Skolimowski sabe que el lenguaje ha cambiado, que las películas que ve la gente tienen formatos diversos y mutantes, calidades insuperables o infames. A la gente le gusta grabarse con sus móviles o tabletas, pero también somos grabados inadvertidamente en las calles, en los edificios públicos. Miles de ojos electrónicos nos captan al cabo del día, recogen nuestros momentos íntimos y aquellos en los que no somos conscientes de ser vistos. Puede que quien supervisa las cámaras no nos vea en el momento en que los hechos ocurren, limitándose a controlar que todas las cámaras funcionan, preocupándose más por un punto negro en una de ellas que por lo que la imagen muestra realmente. No nos importa lo que pase mientras se grabe, porque si se necesita, siempre se podrá volver a recuperar la grabación, es más importante que graba que lo que se graba, y todos permanecemos impasibles ante esta violación permanente de nuestra intimidad.  La tensión del movimiento unida a la tensión del tiempo marcan el ritmo frenético de la película, tiempo manipulado, extendido y comprimido a elección del director, quien, cámara en mano, como uno de esos vigilantes urbanos de una policía ausente pero que siempre está latente, nos va enseñando relojes o nos va informando de la hora para que seamos conscientes de que va a haber una conclusión a las 5:11 de la tarde de un día de verano en Varsovia.

11 minutComo el aleteo de una mariposa que produce un terremoto en el otro extremo del mundo, el exceso de celos unido a un exceso de pastillas provoca una desgracia de tamaño inimaginable en la que se ven implicados todos los protagonistas de las muchas historias cruzadas que, a las 5 y 11 minutos, se encontrarán en el mismo lugar de una u otra manera. Es entonces cuando la cámara, la multitud de cámaras, producen el efecto político de la película con las últimas imágenes, cada vez más pequeñas, más divididas, más globales. Esa cámara que enfoca el lugar exacto que pone fin al relato, va partiéndose hasta el infinito como si de una división celular se tratara, una división cancerígena que nos invade y usurpa nuestras funciones eliminando toda clandestinidad mediante la exposición pública. Un pixel quedará en negro en esa maraña de cámaras, evidente cuando los que aparecen en pantalla son pocos, pero perdido y confundido en la marea de miles y millones de cámaras cuando la pantalla se haya multiplicado en innumerables opciones a las que el ojo humano ya no puede llegar, un pixel que asemeja a ese punto negro del cielo que no vemos pero del que todo el mundo habla, un agujero negro que termina absorbiéndonos y destruyéndonos.

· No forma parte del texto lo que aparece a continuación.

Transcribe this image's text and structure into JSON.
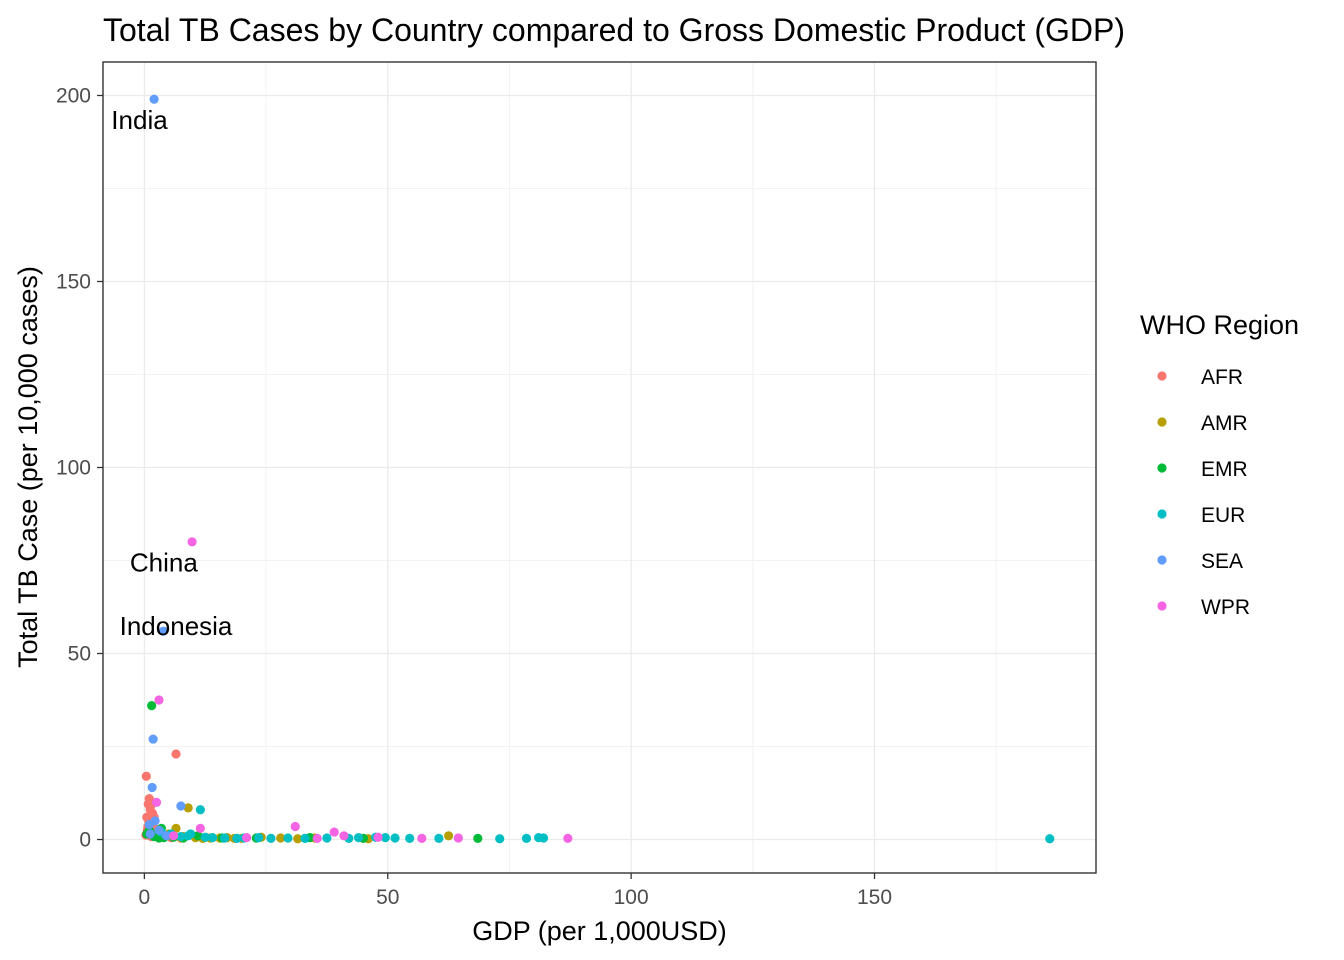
{
  "chart_data": {
    "type": "scatter",
    "title": "Total TB Cases by Country compared to Gross Domestic Product (GDP)",
    "xlabel": "GDP (per 1,000USD)",
    "ylabel": "Total TB Case (per 10,000 cases)",
    "xlim": [
      -8.5,
      195.5
    ],
    "ylim": [
      -9,
      209
    ],
    "x_ticks": [
      0,
      50,
      100,
      150
    ],
    "y_ticks": [
      0,
      50,
      100,
      150,
      200
    ],
    "grid": true,
    "legend": {
      "title": "WHO Region",
      "position": "right",
      "entries": [
        {
          "label": "AFR",
          "color": "#F8766D"
        },
        {
          "label": "AMR",
          "color": "#B79F00"
        },
        {
          "label": "EMR",
          "color": "#00BA38"
        },
        {
          "label": "EUR",
          "color": "#00BFC4"
        },
        {
          "label": "SEA",
          "color": "#619CFF"
        },
        {
          "label": "WPR",
          "color": "#F564E3"
        }
      ]
    },
    "annotations": [
      {
        "text": "India",
        "x": -1,
        "y": 191
      },
      {
        "text": "China",
        "x": 4,
        "y": 72
      },
      {
        "text": "Indonesia",
        "x": 6.5,
        "y": 55
      }
    ],
    "series": [
      {
        "name": "AFR",
        "points": [
          [
            0.4,
            17
          ],
          [
            1.0,
            11
          ],
          [
            1.3,
            9
          ],
          [
            0.8,
            9.5
          ],
          [
            1.6,
            10
          ],
          [
            1.2,
            8
          ],
          [
            0.5,
            6
          ],
          [
            0.9,
            5
          ],
          [
            1.5,
            4
          ],
          [
            2.1,
            3
          ],
          [
            0.7,
            3.5
          ],
          [
            1.8,
            2
          ],
          [
            2.5,
            1.5
          ],
          [
            3.0,
            1
          ],
          [
            0.6,
            2.5
          ],
          [
            1.1,
            1.5
          ],
          [
            4.0,
            0.8
          ],
          [
            5.5,
            0.5
          ],
          [
            6.5,
            23
          ],
          [
            7.5,
            0.4
          ],
          [
            2.8,
            0.6
          ],
          [
            1.4,
            0.8
          ],
          [
            0.3,
            1.2
          ],
          [
            2.0,
            6
          ],
          [
            1.7,
            7
          ]
        ]
      },
      {
        "name": "AMR",
        "points": [
          [
            9.0,
            8.5
          ],
          [
            6.5,
            3
          ],
          [
            5.0,
            1.5
          ],
          [
            8.0,
            0.8
          ],
          [
            10.5,
            0.5
          ],
          [
            12.0,
            0.3
          ],
          [
            15.5,
            0.4
          ],
          [
            17.0,
            0.5
          ],
          [
            20.0,
            0.3
          ],
          [
            24.0,
            0.6
          ],
          [
            28.0,
            0.4
          ],
          [
            31.5,
            0.2
          ],
          [
            46.0,
            0.2
          ],
          [
            62.5,
            1.0
          ],
          [
            35.0,
            0.4
          ],
          [
            11.0,
            1.0
          ],
          [
            7.5,
            0.6
          ],
          [
            13.5,
            0.4
          ],
          [
            18.5,
            0.3
          ]
        ]
      },
      {
        "name": "EMR",
        "points": [
          [
            1.5,
            36
          ],
          [
            3.5,
            3
          ],
          [
            0.5,
            1.5
          ],
          [
            1.0,
            2.5
          ],
          [
            2.5,
            1.5
          ],
          [
            4.0,
            0.5
          ],
          [
            6.0,
            0.6
          ],
          [
            8.0,
            0.4
          ],
          [
            11.0,
            1.0
          ],
          [
            16.0,
            0.4
          ],
          [
            23.0,
            0.4
          ],
          [
            34.0,
            0.5
          ],
          [
            45.0,
            0.3
          ],
          [
            68.5,
            0.3
          ],
          [
            2.0,
            0.8
          ],
          [
            3.0,
            0.4
          ]
        ]
      },
      {
        "name": "EUR",
        "points": [
          [
            11.5,
            8
          ],
          [
            3.5,
            2
          ],
          [
            5.5,
            1.5
          ],
          [
            9.0,
            1.0
          ],
          [
            14.0,
            0.5
          ],
          [
            16.5,
            0.4
          ],
          [
            19.0,
            0.3
          ],
          [
            20.5,
            0.4
          ],
          [
            23.5,
            0.5
          ],
          [
            26.0,
            0.3
          ],
          [
            29.5,
            0.4
          ],
          [
            33.0,
            0.3
          ],
          [
            37.5,
            0.4
          ],
          [
            42.0,
            0.3
          ],
          [
            44.0,
            0.5
          ],
          [
            47.5,
            0.6
          ],
          [
            49.5,
            0.5
          ],
          [
            51.5,
            0.4
          ],
          [
            54.5,
            0.3
          ],
          [
            60.5,
            0.3
          ],
          [
            73.0,
            0.2
          ],
          [
            78.5,
            0.3
          ],
          [
            82.0,
            0.4
          ],
          [
            81.0,
            0.5
          ],
          [
            186.0,
            0.2
          ],
          [
            7.5,
            0.8
          ],
          [
            12.5,
            0.6
          ],
          [
            9.5,
            1.5
          ]
        ]
      },
      {
        "name": "SEA",
        "points": [
          [
            2.0,
            199
          ],
          [
            3.9,
            56
          ],
          [
            1.8,
            27
          ],
          [
            1.6,
            14
          ],
          [
            7.5,
            9
          ],
          [
            2.2,
            5
          ],
          [
            1.0,
            4
          ],
          [
            3.0,
            2.5
          ],
          [
            4.5,
            1
          ],
          [
            1.2,
            1.5
          ]
        ]
      },
      {
        "name": "WPR",
        "points": [
          [
            9.8,
            80
          ],
          [
            3.0,
            37.5
          ],
          [
            2.5,
            10
          ],
          [
            11.5,
            3
          ],
          [
            31.0,
            3.5
          ],
          [
            39.0,
            2
          ],
          [
            41.0,
            1
          ],
          [
            48.0,
            0.6
          ],
          [
            57.0,
            0.3
          ],
          [
            64.5,
            0.4
          ],
          [
            87.0,
            0.3
          ],
          [
            35.5,
            0.3
          ],
          [
            21.0,
            0.5
          ],
          [
            6.0,
            1.0
          ]
        ]
      }
    ]
  }
}
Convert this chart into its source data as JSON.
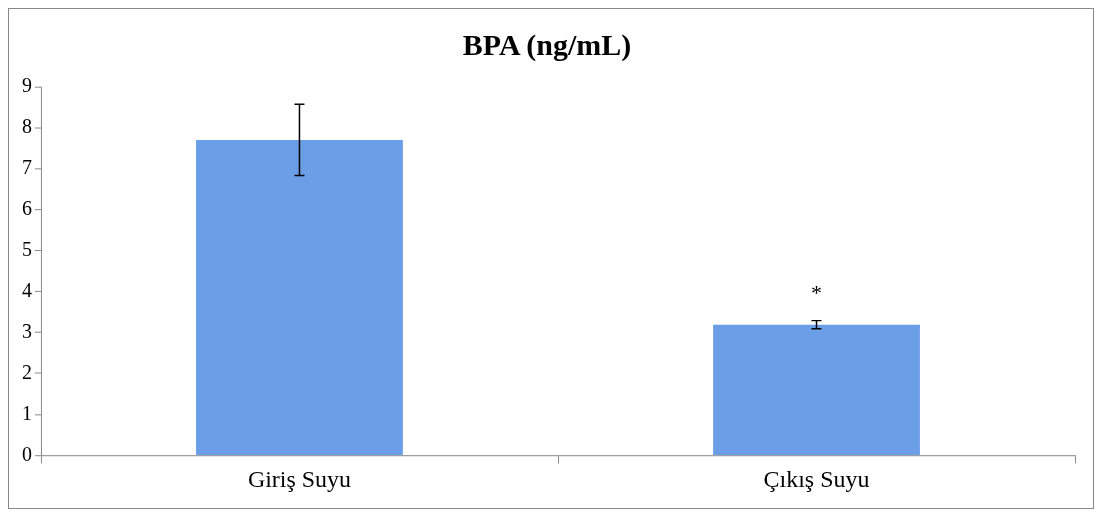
{
  "chart_data": {
    "type": "bar",
    "title": "BPA (ng/mL)",
    "categories": [
      "Giriş Suyu",
      "Çıkış Suyu"
    ],
    "values": [
      7.7,
      3.19
    ],
    "errors": [
      0.87,
      0.1
    ],
    "color": "#6a9ee6",
    "ylim": [
      0,
      9
    ],
    "yticks": [
      0,
      1,
      2,
      3,
      4,
      5,
      6,
      7,
      8,
      9
    ],
    "grid": false,
    "legend": false,
    "annotations": [
      "*"
    ]
  }
}
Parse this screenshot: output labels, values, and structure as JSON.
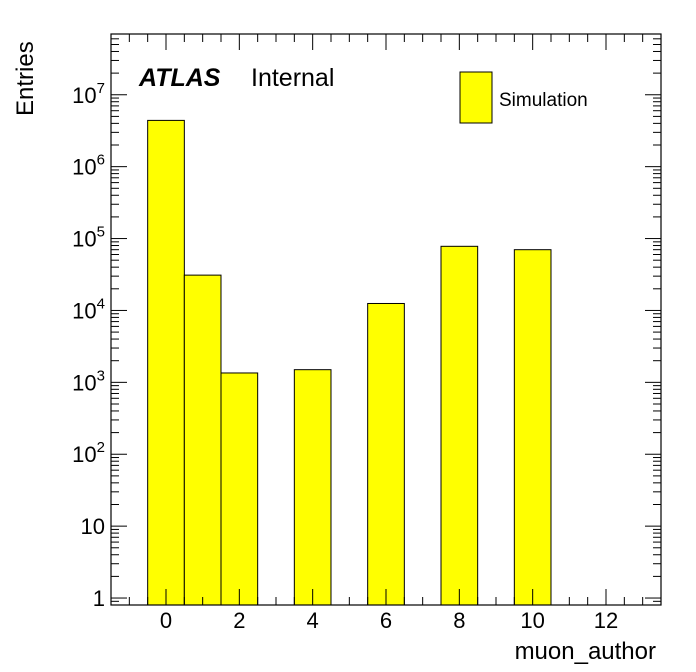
{
  "chart_data": {
    "type": "bar",
    "title": "",
    "xlabel": "muon_author",
    "ylabel": "Entries",
    "ylog": true,
    "xlim": [
      -1.5,
      13.5
    ],
    "ylim": [
      0.8,
      70000000
    ],
    "bin_width": 1,
    "bins": [
      {
        "x": 0,
        "value": 4400000
      },
      {
        "x": 1,
        "value": 31000
      },
      {
        "x": 2,
        "value": 1350
      },
      {
        "x": 4,
        "value": 1500
      },
      {
        "x": 6,
        "value": 12500
      },
      {
        "x": 8,
        "value": 78000
      },
      {
        "x": 10,
        "value": 70000
      }
    ],
    "x_ticks": [
      {
        "value": 0,
        "label": "0"
      },
      {
        "value": 2,
        "label": "2"
      },
      {
        "value": 4,
        "label": "4"
      },
      {
        "value": 6,
        "label": "6"
      },
      {
        "value": 8,
        "label": "8"
      },
      {
        "value": 10,
        "label": "10"
      },
      {
        "value": 12,
        "label": "12"
      }
    ],
    "y_ticks": [
      {
        "value": 1,
        "base": "1",
        "exp": ""
      },
      {
        "value": 10,
        "base": "10",
        "exp": ""
      },
      {
        "value": 100,
        "base": "10",
        "exp": "2"
      },
      {
        "value": 1000,
        "base": "10",
        "exp": "3"
      },
      {
        "value": 10000,
        "base": "10",
        "exp": "4"
      },
      {
        "value": 100000,
        "base": "10",
        "exp": "5"
      },
      {
        "value": 1000000,
        "base": "10",
        "exp": "6"
      },
      {
        "value": 10000000,
        "base": "10",
        "exp": "7"
      }
    ],
    "fill_color": "#ffff00",
    "line_color": "#000000",
    "legend": {
      "label": "Simulation",
      "position": "top-right"
    },
    "annotation": {
      "atlas": "ATLAS",
      "status": "Internal"
    }
  }
}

El ritmo de la cámara incidirá sobre el comportamiento de los personajes, al ritmo pausado del vendedor de salchichas o del productor cinematográfico, que graba una especie de casting, únicamente dirigido a acostarse con la actriz, les acompañan planos estáticos, tranquilos, sin brusquedades; al motorista el ritmo endiablado de la velocidad, la visión deformada por el punto de vista deforme del enfoque desde un casco o desde un manillar; al marido celoso el frenesí de la búsqueda, el plano nervioso que acompaña sus movimientos sin rumbo definido. Un relato surcado por puntos de conexión reconocibles que nos recuerdan que la narración no se está extendiendo, sino que se desarrolla simultáneamente en varios escenarios mientras el director juega con ella, una paloma que choca contra un cristal, un avión que sobrevuela el cielo de la ciudad, una alarma antiincendios que suena antes de que sepamos por qué nos recuerdan que estamos en un bucle que va a concluir en la confluencia de las manecillas del reloj… Incluso en el uso de la cámara hay juego, Skolimowski nos transforma en el perro que acompaña a una de las jóvenes que compra todos los días salchichas en el puesto callejero adoptando su punto de vista a ras de suelo. Hay en esta película un discurrir de ida y vuelta, un eterno retorno que confluye en la muerte, único punto del que no se puede retornar. Una arriesgada, y acertadísima, propuesta narrativa en la que la cámara se transforma en más personaje que los personajes de la historia, aquí sí que la forma da sentido al fondo y lo mejora exponencialmente. Una muy recomendable película a reivindicar, una sorpresa de calidad notoria, riesgo formal al servicio de un sentido.